Library of developing modules and classes to run and experiment with evolutionary algorithms.
Paper Linked in Repo
Link to Trello Board: https://trello.com/invite/b/SMybqEcB/6bb8065253c50eb299366f92d209ce76/ealib-dev
- Engine
- generateNetInds(counts=1) -This method can be utilized for debugging purposes to play around with custom amounts of individuals generated from the psetHub available to the engine. Additionally, this method is used in the search method for generating new individuals for search space.
- logParetoOptimalInds: TBD
- run -just calls search for now, ideally will be used to execute pre and post methods specific to search configuration specified
- search -Utilizes max_gen variable to run some n number of iterations in which individuals are generated, evaluated and selected using NSGA2
- setupDEAPTools -Initializes dynamic classes such as NetInd, Population and Fitness. Additionally, registers iterative methods that serve as shorthands for instantiation of populations, individuals, etc.
- NLPDataset
- Reads specified CSV and extracts columns specific for getting x and y data.
- AmazonDataLoader
- Currently uses an xlmr vocab transformer and basic tokenizer to initialize train, val and test data specific to sentiment analysis training.
- In theory, this loader could be more effectively expanded to handling larger variety of datasources. Currently crunched for time so some values are hardcoded.
- PSetHub
- buildPSet -initializes deap primitive set typed and all available layers for the search space.

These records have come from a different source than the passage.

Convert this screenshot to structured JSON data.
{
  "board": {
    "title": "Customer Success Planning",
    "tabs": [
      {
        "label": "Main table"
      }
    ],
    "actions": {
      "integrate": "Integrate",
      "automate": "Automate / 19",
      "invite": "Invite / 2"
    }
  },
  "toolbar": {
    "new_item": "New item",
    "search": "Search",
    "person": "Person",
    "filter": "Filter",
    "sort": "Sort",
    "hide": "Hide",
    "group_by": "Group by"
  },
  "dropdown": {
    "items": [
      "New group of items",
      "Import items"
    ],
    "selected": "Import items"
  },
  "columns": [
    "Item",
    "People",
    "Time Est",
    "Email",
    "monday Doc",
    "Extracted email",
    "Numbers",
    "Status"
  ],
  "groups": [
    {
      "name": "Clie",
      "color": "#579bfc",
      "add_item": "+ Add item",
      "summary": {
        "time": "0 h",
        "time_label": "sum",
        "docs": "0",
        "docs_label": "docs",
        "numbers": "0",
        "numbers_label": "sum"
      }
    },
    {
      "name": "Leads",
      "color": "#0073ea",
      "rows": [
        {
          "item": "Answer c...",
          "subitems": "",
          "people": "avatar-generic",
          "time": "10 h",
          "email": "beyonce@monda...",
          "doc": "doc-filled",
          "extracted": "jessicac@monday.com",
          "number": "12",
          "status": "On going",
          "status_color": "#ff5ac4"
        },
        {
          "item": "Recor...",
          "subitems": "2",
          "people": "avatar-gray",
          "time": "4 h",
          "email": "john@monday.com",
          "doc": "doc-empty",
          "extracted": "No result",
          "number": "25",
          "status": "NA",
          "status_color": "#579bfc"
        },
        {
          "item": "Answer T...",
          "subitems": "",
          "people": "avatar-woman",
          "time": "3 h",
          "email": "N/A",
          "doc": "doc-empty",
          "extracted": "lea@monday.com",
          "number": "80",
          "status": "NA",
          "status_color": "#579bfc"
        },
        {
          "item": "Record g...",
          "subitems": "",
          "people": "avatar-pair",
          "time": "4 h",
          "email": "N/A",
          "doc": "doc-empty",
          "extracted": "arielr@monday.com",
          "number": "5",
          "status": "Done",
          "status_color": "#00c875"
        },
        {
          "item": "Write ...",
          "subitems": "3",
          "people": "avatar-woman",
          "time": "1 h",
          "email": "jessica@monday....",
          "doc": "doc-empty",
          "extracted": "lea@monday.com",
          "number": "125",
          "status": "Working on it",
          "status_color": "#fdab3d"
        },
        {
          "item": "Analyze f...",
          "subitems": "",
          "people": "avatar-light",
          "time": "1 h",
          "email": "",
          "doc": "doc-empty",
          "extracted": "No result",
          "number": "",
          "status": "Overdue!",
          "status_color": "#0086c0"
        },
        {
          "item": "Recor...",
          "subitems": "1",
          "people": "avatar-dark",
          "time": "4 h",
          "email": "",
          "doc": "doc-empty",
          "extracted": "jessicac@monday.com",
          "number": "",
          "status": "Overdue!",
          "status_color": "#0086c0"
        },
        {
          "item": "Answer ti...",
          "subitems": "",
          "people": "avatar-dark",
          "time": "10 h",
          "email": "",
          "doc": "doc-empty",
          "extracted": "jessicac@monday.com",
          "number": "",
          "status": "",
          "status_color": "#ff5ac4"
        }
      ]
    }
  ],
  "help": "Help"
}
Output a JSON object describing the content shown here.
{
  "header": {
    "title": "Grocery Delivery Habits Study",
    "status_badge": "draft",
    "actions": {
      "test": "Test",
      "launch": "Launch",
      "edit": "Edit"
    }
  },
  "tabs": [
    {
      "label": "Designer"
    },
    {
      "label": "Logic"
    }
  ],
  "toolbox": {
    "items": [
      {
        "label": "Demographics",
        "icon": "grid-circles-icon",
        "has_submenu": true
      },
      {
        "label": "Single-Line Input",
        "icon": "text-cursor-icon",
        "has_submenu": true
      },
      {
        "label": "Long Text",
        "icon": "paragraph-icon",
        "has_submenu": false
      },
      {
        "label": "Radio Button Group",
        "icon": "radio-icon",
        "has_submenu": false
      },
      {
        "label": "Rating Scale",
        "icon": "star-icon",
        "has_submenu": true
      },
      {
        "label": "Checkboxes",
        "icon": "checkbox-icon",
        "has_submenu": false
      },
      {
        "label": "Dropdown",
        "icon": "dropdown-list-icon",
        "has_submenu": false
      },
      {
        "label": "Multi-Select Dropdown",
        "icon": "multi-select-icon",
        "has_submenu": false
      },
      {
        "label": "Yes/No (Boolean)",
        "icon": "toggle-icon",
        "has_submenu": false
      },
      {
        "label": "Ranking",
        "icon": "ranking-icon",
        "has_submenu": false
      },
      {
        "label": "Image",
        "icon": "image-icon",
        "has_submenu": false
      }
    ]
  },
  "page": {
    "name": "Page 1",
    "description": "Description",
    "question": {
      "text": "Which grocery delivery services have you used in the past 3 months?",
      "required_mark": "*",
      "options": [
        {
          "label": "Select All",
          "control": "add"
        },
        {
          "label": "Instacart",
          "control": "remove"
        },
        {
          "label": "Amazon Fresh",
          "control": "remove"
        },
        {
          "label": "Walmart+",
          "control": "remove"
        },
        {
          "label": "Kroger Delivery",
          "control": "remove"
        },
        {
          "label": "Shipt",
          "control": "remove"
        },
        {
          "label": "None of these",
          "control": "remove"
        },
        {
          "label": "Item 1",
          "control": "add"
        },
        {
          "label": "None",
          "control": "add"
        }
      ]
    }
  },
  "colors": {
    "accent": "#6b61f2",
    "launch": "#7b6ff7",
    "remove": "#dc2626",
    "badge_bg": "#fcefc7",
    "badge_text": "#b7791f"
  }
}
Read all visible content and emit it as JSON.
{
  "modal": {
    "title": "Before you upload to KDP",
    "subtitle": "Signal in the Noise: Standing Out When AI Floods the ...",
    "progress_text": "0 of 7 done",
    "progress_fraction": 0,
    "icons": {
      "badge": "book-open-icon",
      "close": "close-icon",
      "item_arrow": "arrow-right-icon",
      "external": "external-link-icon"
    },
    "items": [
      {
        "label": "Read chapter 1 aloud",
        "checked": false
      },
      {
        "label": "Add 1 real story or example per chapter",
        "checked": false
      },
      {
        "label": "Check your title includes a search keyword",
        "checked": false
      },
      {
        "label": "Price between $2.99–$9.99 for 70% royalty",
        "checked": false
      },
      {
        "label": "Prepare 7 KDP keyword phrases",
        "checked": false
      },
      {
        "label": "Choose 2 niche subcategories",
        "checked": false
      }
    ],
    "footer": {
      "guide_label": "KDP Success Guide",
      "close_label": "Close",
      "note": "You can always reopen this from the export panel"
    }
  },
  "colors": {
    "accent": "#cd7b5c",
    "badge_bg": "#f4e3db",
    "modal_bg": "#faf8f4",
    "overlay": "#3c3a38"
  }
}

- Primitives -Most methods in this section are simply wrappers to existing pytorch methods that accpet and configure specifc values that are exposed through the PSET. One complex issue currently holding us back is the question of how to validate layer combinations that maintain legal output dimensions. Expecting to implement another generator specific to layer lists.
- Terminals
- Currently only the input layer is a terminal requiring a function. Can't add it as a terminal in the other way because lists are not hashable and thus cause errors in deap(idrk). Could be something to look into.
- Modified DEAP Methods
- GenMethods - These two methods are responsible for how deap initializes individuals. It essentially works backwards from the expected output of our pset until it's reached a certain depth or terminal type. One thing this method does not do which it has been modified to do is recognize when no primitives exist for a type and just pull a terminal. This and other reasons are why we will keep a modified generator method outside of the deap folder for usage.
- Compile - This method is slightly modified to add a check parameter to the compile method in the event that we want to validate neural networks without training them(in the generator method).
- Custom Classes
- These custom classes are recognized at surface level by deap as a means of validating certain connections. Alot of deap's generative methodology is completely random thus we have to put in alot of effort to manually restrict what can be put together.